3 Ways To Support Your Stylists and Bonus Beard Trim
Sometimes, all you need is a little support. Support to do that cut you’ve been nervous to try. Support to continue your education. Support to believe in yourself. Supercuts is one of those companies that believes in all of these things. They want you to grow as a stylist and in your career, whether you’re trying to master your technical skills or move up in the salon. We chatted with Supercuts Artistic Director Jessica Phillips to get all the details on how this company might be exactly what you’re looking for.
“For me, Supercuts really taught me the proper way to cut, and really gave me the confidence to be a good stylist. I feel like they really believed in me. Before, I think I thought I was good…but I never really believed it. They gave me that confidence,” said Jessica.
What people might not realize is that at Supercuts you can do it all. If you want to manage, if you want to train or teach, you can work up to that level. All students go to a five-day cutting class that is required when they are first hired. Then, within the first one to three months at their salon, they attend a color class as well. Jessica broke down a few things she does as an artistic director to help young stylists work toward their goals.
1. Relate to them
I tell all my students, ‘When I was new, I felt just like you did.’ Jessica tells us, “We’ve all been in a place where we are nervous to do a certain cut or color, but when you relate to your students, it makes it easier for them to get out of that tough spot.”
2. Be Available
One really great thing about Supercuts is that the educators are always available and willing to chat. Jessica remembers when she was first starting out as as stylist, her manager really took her under his wing to help with her clipper-over-comb techqniue. “Any time we had a break, we would go in the back room and work on my techqniue. That’s not something you get at every salon,” said Jessica. Now, she tries to be that kind of example to her students, so that they can better their skills.
3. Coach them
“I really try to give all my stylists feedback and support,” says Jessica. “If they don’t have that support it’s hard to grow.” Jessica remembers one of her students being very nervous to do a beard trimming. So instead of talking her through it, she made her a deal—she would trim one half of the beard and her student would do the other half. “I thought if I showed her how, and then stood by her while she worked, it would help…and it did!” That’s the kind of support you can expect with all Supercuts managers and artistic directors.

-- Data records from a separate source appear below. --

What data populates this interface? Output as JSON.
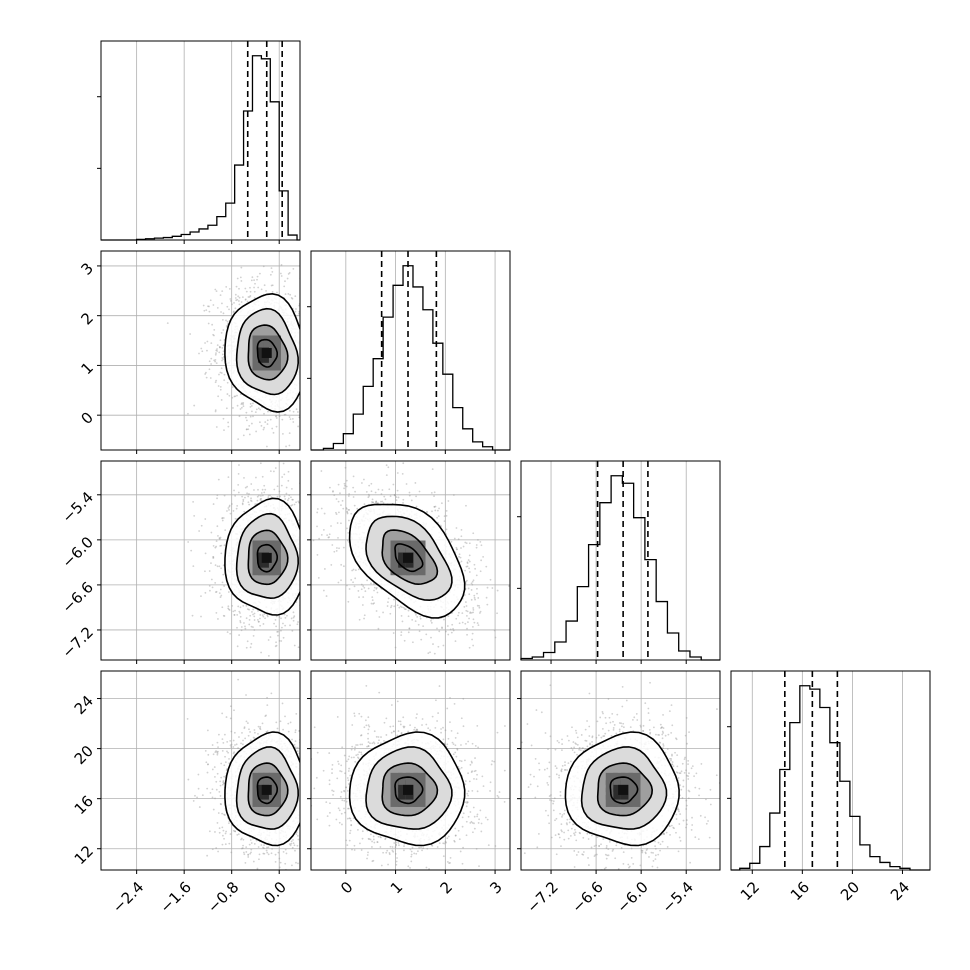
{
  "chart_data": {
    "type": "corner",
    "parameters": 4,
    "grid": true,
    "quantiles": [
      0.16,
      0.5,
      0.84
    ],
    "colors": {
      "line": "#000000",
      "grid": "#b0b0b0",
      "points": "#9a9a9a",
      "fill_dark": "#111111"
    },
    "params": [
      {
        "range": [
          -3.0,
          0.35
        ],
        "ticks": [
          -2.4,
          -1.6,
          -0.8,
          0.0
        ],
        "tick_labels": [
          "−2.4",
          "−1.6",
          "−0.8",
          "0.0"
        ],
        "hist_bins": [
          -2.4,
          -2.25,
          -2.1,
          -1.95,
          -1.8,
          -1.65,
          -1.5,
          -1.35,
          -1.2,
          -1.05,
          -0.9,
          -0.75,
          -0.6,
          -0.45,
          -0.3,
          -0.15,
          0.0,
          0.15,
          0.3
        ],
        "hist_counts": [
          1,
          2,
          3,
          4,
          6,
          9,
          13,
          18,
          24,
          38,
          60,
          122,
          210,
          300,
          295,
          225,
          80,
          8
        ],
        "quantile_values": [
          -0.53,
          -0.21,
          0.05
        ]
      },
      {
        "range": [
          -0.7,
          3.3
        ],
        "ticks": [
          0,
          1,
          2,
          3
        ],
        "tick_labels": [
          "0",
          "1",
          "2",
          "3"
        ],
        "hist_bins": [
          -0.45,
          -0.25,
          -0.05,
          0.15,
          0.35,
          0.55,
          0.75,
          0.95,
          1.15,
          1.35,
          1.55,
          1.75,
          1.95,
          2.15,
          2.35,
          2.55,
          2.75,
          2.95
        ],
        "hist_counts": [
          2,
          8,
          20,
          44,
          78,
          112,
          163,
          202,
          226,
          200,
          172,
          131,
          93,
          52,
          26,
          10,
          4
        ],
        "quantile_values": [
          0.72,
          1.25,
          1.82
        ]
      },
      {
        "range": [
          -7.6,
          -4.95
        ],
        "ticks": [
          -7.2,
          -6.6,
          -6.0,
          -5.4
        ],
        "tick_labels": [
          "−7.2",
          "−6.6",
          "−6.0",
          "−5.4"
        ],
        "hist_bins": [
          -7.6,
          -7.45,
          -7.3,
          -7.15,
          -7.0,
          -6.85,
          -6.7,
          -6.55,
          -6.4,
          -6.25,
          -6.1,
          -5.95,
          -5.8,
          -5.65,
          -5.5,
          -5.35,
          -5.2
        ],
        "hist_counts": [
          2,
          4,
          10,
          24,
          52,
          98,
          154,
          210,
          246,
          236,
          190,
          134,
          78,
          36,
          12,
          4
        ],
        "quantile_values": [
          -6.58,
          -6.24,
          -5.91
        ]
      },
      {
        "range": [
          10.3,
          26.2
        ],
        "ticks": [
          12,
          16,
          20,
          24
        ],
        "tick_labels": [
          "12",
          "16",
          "20",
          "24"
        ],
        "hist_bins": [
          11.0,
          11.8,
          12.6,
          13.4,
          14.2,
          15.0,
          15.8,
          16.6,
          17.4,
          18.2,
          19.0,
          19.8,
          20.6,
          21.4,
          22.2,
          23.0,
          23.8,
          24.6
        ],
        "hist_counts": [
          2,
          8,
          28,
          68,
          120,
          176,
          220,
          216,
          194,
          152,
          106,
          64,
          30,
          16,
          9,
          4,
          2
        ],
        "quantile_values": [
          14.6,
          16.8,
          18.8
        ]
      }
    ],
    "pairs": [
      {
        "row": 1,
        "col": 0,
        "center": [
          -0.21,
          1.25
        ],
        "sigma": [
          0.33,
          0.55
        ],
        "rho": -0.1
      },
      {
        "row": 2,
        "col": 0,
        "center": [
          -0.21,
          -6.24
        ],
        "sigma": [
          0.33,
          0.36
        ],
        "rho": 0.0
      },
      {
        "row": 2,
        "col": 1,
        "center": [
          1.25,
          -6.24
        ],
        "sigma": [
          0.55,
          0.36
        ],
        "rho": -0.45
      },
      {
        "row": 3,
        "col": 0,
        "center": [
          -0.21,
          16.7
        ],
        "sigma": [
          0.33,
          2.1
        ],
        "rho": 0.0
      },
      {
        "row": 3,
        "col": 1,
        "center": [
          1.25,
          16.7
        ],
        "sigma": [
          0.55,
          2.1
        ],
        "rho": 0.0
      },
      {
        "row": 3,
        "col": 2,
        "center": [
          -6.24,
          16.7
        ],
        "sigma": [
          0.36,
          2.1
        ],
        "rho": 0.0
      }
    ]
  }
}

And because beard trimming can be a tough one to tackle, we have a quick how-to from the Supercuts team.
1. For a beard that is bushy and unbalanced, you want to make a soft transition from the haircut into the beard. Start by removing the extra weight, then edge the outside to follow your client’s natural bone structure.
2. Use a ¾ blade to fade the cut into the beard, creating a smooth transition.

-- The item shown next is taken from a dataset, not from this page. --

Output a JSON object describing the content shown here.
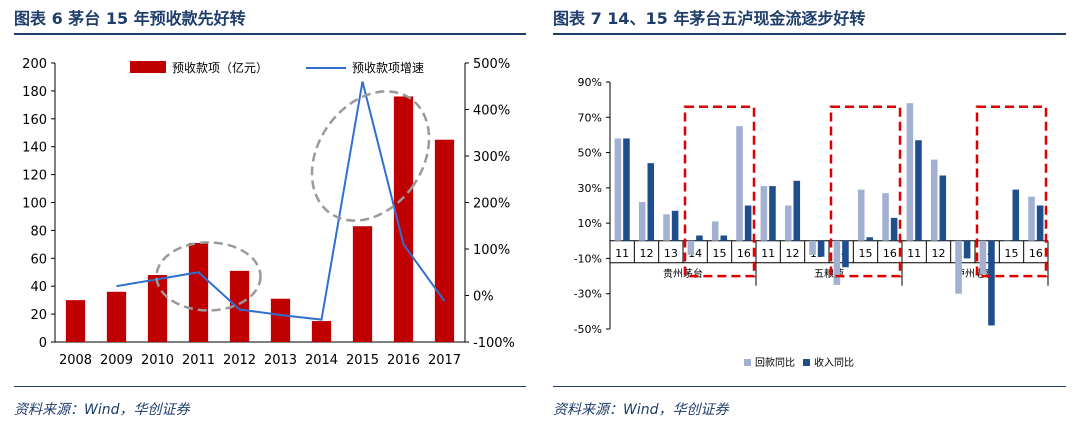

3. Then, working down the beard, remove extra weight by working clipper-over-comb. Use a 1½ blade to give yourself control and to help maintain the length that you want while also keeping some soft texture.
4. Next, remove the weight under the jawline, checking for balance as you move. Then, move to the other side.
5. After both sides have been completed, move underneath the chin. Working from the center out and using your comb for visual support to keep the balance.
6. Once the overall shape is created, you can go back in with your trimmers and create some detail.